Evet, ayrılıklar yaşadık. Çok değerli oyuncular Vahide Abla ve Uğur bu sezon aramızdan ayrıldı. Burada olmamaları üzücü tabii. Üç sene boyunca çok güzel vakit geçirdik. Çok güzel anılarımız var. Önemli olan bu, anılar. Sonuç olarak bu bir iş. İşler biter fakat dostluklar baki kalır. Yeni gelen oyuncularımızla devam ediyoruz.

Tiyatro eğitimi alan öğrencilere tavsiye verecek olsanız bunlar neler olurdu?

Herhangi bir tavsiye veremem bu haddime değil. Herkesin kendi serüveni, kendi yolculuğu. Sadece bu serüvende en iyi şekilde var olmaya çalışmak lazım. En azından ben elimden geldiğince öyle yapıyorum.

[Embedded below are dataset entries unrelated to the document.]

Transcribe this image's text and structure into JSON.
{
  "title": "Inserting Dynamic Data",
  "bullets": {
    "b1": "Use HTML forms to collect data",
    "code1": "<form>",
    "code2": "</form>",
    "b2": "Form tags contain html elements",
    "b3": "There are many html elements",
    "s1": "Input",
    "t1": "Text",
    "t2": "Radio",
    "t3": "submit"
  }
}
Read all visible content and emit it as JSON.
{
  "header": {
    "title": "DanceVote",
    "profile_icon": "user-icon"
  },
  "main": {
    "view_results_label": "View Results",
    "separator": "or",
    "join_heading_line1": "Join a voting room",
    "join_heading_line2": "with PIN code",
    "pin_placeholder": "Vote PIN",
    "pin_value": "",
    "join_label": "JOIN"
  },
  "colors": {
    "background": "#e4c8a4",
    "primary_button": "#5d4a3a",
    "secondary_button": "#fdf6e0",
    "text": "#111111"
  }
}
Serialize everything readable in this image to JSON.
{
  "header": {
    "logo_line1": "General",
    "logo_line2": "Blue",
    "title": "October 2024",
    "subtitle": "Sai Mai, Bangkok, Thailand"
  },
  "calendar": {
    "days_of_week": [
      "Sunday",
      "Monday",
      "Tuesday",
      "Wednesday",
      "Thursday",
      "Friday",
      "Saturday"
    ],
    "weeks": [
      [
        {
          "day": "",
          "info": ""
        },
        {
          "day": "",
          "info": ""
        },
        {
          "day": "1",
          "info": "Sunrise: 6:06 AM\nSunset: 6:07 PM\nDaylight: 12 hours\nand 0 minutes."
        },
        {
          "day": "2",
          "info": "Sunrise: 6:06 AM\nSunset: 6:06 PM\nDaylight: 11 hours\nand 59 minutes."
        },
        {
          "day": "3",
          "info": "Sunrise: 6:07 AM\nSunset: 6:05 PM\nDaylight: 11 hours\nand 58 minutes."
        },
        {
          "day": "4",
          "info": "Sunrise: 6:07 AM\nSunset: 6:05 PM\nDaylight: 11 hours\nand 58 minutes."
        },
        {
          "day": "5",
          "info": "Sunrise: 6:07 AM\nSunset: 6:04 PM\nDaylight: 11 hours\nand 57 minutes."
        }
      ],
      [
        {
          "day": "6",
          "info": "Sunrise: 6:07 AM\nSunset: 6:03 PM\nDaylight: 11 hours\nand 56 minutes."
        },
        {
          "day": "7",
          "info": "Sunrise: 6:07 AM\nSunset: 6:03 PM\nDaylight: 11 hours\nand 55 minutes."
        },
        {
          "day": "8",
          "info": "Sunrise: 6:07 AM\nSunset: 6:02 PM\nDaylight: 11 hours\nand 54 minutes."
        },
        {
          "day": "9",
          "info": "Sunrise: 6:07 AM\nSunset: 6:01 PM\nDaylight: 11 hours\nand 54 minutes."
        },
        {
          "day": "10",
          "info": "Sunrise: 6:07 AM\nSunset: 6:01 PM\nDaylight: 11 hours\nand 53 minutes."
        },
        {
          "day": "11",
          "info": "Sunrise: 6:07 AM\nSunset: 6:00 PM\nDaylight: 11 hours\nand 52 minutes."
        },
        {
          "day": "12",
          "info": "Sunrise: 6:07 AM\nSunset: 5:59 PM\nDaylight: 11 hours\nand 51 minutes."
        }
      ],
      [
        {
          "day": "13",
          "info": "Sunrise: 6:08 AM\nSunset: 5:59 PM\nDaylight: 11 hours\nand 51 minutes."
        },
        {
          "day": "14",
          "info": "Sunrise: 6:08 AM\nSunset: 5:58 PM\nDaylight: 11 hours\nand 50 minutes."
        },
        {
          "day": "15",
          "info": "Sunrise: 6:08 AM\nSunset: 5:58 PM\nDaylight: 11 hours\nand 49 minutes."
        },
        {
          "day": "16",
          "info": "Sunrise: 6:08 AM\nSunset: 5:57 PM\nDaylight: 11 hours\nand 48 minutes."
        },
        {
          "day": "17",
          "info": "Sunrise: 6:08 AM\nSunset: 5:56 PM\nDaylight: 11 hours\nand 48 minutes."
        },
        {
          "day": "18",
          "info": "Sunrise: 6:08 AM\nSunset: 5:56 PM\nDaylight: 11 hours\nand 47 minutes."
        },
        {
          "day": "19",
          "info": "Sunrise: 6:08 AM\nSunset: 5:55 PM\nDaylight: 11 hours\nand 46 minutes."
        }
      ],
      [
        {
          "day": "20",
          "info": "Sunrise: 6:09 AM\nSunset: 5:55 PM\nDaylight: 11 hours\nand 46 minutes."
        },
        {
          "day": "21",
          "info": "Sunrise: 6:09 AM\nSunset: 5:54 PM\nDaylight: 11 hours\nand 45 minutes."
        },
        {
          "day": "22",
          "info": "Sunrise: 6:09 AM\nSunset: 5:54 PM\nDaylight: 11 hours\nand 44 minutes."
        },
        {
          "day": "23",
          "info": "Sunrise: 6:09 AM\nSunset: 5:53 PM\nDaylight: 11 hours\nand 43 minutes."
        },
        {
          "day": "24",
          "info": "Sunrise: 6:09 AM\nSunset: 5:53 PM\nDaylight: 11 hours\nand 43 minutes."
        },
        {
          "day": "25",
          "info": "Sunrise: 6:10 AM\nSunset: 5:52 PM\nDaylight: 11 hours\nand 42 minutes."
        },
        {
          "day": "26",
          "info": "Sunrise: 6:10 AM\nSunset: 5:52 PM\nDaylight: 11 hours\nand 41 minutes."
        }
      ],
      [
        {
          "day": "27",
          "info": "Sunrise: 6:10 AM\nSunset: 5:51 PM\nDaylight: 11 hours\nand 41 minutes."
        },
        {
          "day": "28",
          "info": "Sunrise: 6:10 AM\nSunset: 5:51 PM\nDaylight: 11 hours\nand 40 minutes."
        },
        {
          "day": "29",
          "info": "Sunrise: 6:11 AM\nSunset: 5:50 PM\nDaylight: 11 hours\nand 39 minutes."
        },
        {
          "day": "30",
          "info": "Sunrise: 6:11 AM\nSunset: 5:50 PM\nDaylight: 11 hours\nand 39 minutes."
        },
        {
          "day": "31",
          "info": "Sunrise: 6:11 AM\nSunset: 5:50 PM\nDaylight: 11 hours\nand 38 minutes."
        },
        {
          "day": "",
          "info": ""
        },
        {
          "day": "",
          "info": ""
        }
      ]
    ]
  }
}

Ne İzledik sevenlerinin röportaj isteğini kırmayıp sorularımızı yanıtladığınız için çok teşekkür ederiz 🙂 Son olarak sizi sevenlere iletmek istediğiniz bir mesaj var mı?

Ben sizlere teşekkür ederim. İzleyen, destek veren herkese teşekkür ediyorum. Bu süreçte geçecek ve birbirimize sıkı sıkı sarıldığımız günler gelecek. Ben buna inanıyorum. Sağlıkla kalın.